By Phoebe Starr
Washington, DC—The goal of treating lupus is to induce improvement and maintain it, said Bevra Hahn, MD, Chief, Department of Rheumatology and Arthritis, University of California at Los Angeles. Improvement can be induced in 75% of patients with currently available therapies, some of them off-label, she told listeners at the 2012 meeting of the American College of Rheumatology.
“New agents for lupus hold the promise of effective treatment for patients who are not doing well on their current therapy or have a lot of side effects,” she stated.
Antimalarials plus nonsteroidal anti-inflammatory drugs are the mainstays of treatment, Dr Hahn said, but most patients will have a suboptimal response and require additional treatments.
Anecdotal evidence supports the use of low-dose corticosteroids for patients who do not respond to initial therapy. Two small trials suggested that the addition of methotrexate may be helpful in patients with nonrenal lupus and suboptimal response to initial therapy.
“In my opinion, azathioprine [Imuran] appears to be helpful in about 50% of patients,” Dr Hahn said. Leflunomide (Arava) is another option; one study showed this drug achieved improvement in 30% of patients, and improvement was sustained while taking the drug.
Other off-label options are mycophenolate mofetil (CellCept), belimumab (Benlysta), abatacept (Orencia), tumor necrosis factor inhibitors, and tocilizumab (Actemra) for lupus patients who have arthritis, but it is difficult to get reimbursement for these agents, she continued.
Mycophenolate mofetil was as equally effective as intravenous cyclophosphamide (Cytoxan) for extrarenal manifestations of lupus in one study, but the benefits would have to outweigh the risks of this drug. Abatacept appears to be effective in some patients with polyarticular manifestations of lupus, Dr Hahn added.
Belimumab is effective in treating patients with systemic lupus erythematosus (SLE), she stated. In a total of 1684 patients who were studied in phase 3 clinical trials of SLE, 51% responded to belimumab versus 38% for placebo at 1 year (P <.001). Belimumab reduced flares (including renal flares), reduced fatigue, and improved quality of life.
Adverse events (AEs) of belimumab include infusion-related reactions in approximately 10% of patients, and this can be serious in approximately 1% of patients. Antihistamine and acetaminophen are advised before the first 2 infusions as prophylaxis, Dr Hahn said.
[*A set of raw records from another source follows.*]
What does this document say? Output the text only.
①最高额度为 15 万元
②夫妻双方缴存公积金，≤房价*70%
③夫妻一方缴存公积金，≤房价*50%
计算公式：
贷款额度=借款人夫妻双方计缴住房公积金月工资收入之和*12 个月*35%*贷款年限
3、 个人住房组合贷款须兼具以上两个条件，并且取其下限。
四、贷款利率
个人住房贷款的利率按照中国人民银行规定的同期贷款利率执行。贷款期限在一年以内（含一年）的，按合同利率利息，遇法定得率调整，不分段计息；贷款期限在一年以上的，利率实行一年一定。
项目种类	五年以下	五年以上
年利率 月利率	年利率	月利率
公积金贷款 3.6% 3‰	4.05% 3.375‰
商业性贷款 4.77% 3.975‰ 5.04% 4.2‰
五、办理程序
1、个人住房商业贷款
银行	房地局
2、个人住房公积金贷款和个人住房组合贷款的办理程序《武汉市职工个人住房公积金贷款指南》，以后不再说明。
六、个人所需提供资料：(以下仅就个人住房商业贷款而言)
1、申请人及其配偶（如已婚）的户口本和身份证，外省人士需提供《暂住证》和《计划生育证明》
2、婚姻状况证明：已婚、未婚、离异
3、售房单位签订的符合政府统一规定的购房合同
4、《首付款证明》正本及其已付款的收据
In the large phase 3 clinical trials of belimumab, the rate of AEs was similar with belimumab and placebo—approximately 15%. Serious infections were reported in approximately 6% of patients in the belimumab cohort. Other relatively common side effects include headache, low-grade fever, increased arthralgia, nausea, and suicidal thinking.
“Reconsider using belimumab in a patient with depression,” she stated.
The recommended dose of belimumab is 10 mg/kg intravenously at days 0 and 2, at 4 weeks, and once monthly thereafter. Response is slow and can take up to 6 months. Patients with improved serum complement levels by 8 weeks are likely to respond. Stopping the use of belimumab should be considered after 6 months if there is no response.
Patients who are antithyroglobulin antibody positive are candidates for belimumab, as are patients with active SLE despite standard therapy.
Rituximab (Rituxan) has achieved response rates of 70% to 80% in open-label trials, and responses are seen in patients who fail with other treatments, Dr Hahn said.
However, 2 prospective randomized trials found no difference between rituximab and placebo in patients receiving background immunosuppressive therapy.
“Post-hoc analysis showed significantly fewer flares in patients with nonrenal lupus who took rituximab. Some patients will have a good response to this drug,” Dr Hahn noted.
Neuropsychiatric criteria have been incorporated into the Systemic Lupus International Collaborative Clinics criteria for central nervous system (CNS) lupus, which refers to neurologic and psychiatric symptoms in lupus. Symptoms include seizures, psychosis, mononeuritis, myelitis, peripheral neuropathy, cranial neuropathy, and acute confusional state.
“I believe worsening depression is a symptom of oncoming lupus flare,” Dr Hahn stated.
The treatment of CNS lupus is an evolving area. First, determine whether the symptoms are caused by lupus, which will be the case in approximately 50% of patients, she said. Then determine whether the symptoms are vascular or nonvascular and inflammatory versus noninflammatory with laboratory tests and magnetic resonance imaging (MRI).
The European League Against Rheumatism guidelines for CNS lupus include MRI analysis and treatment with steroids plus immunosuppressive therapy. Other causes of neuropsychiatric symptoms should be excluded. If stroke or transient ischemic attack occur, treat these and other cardiovascular conditions as you would patients without lupus, she said.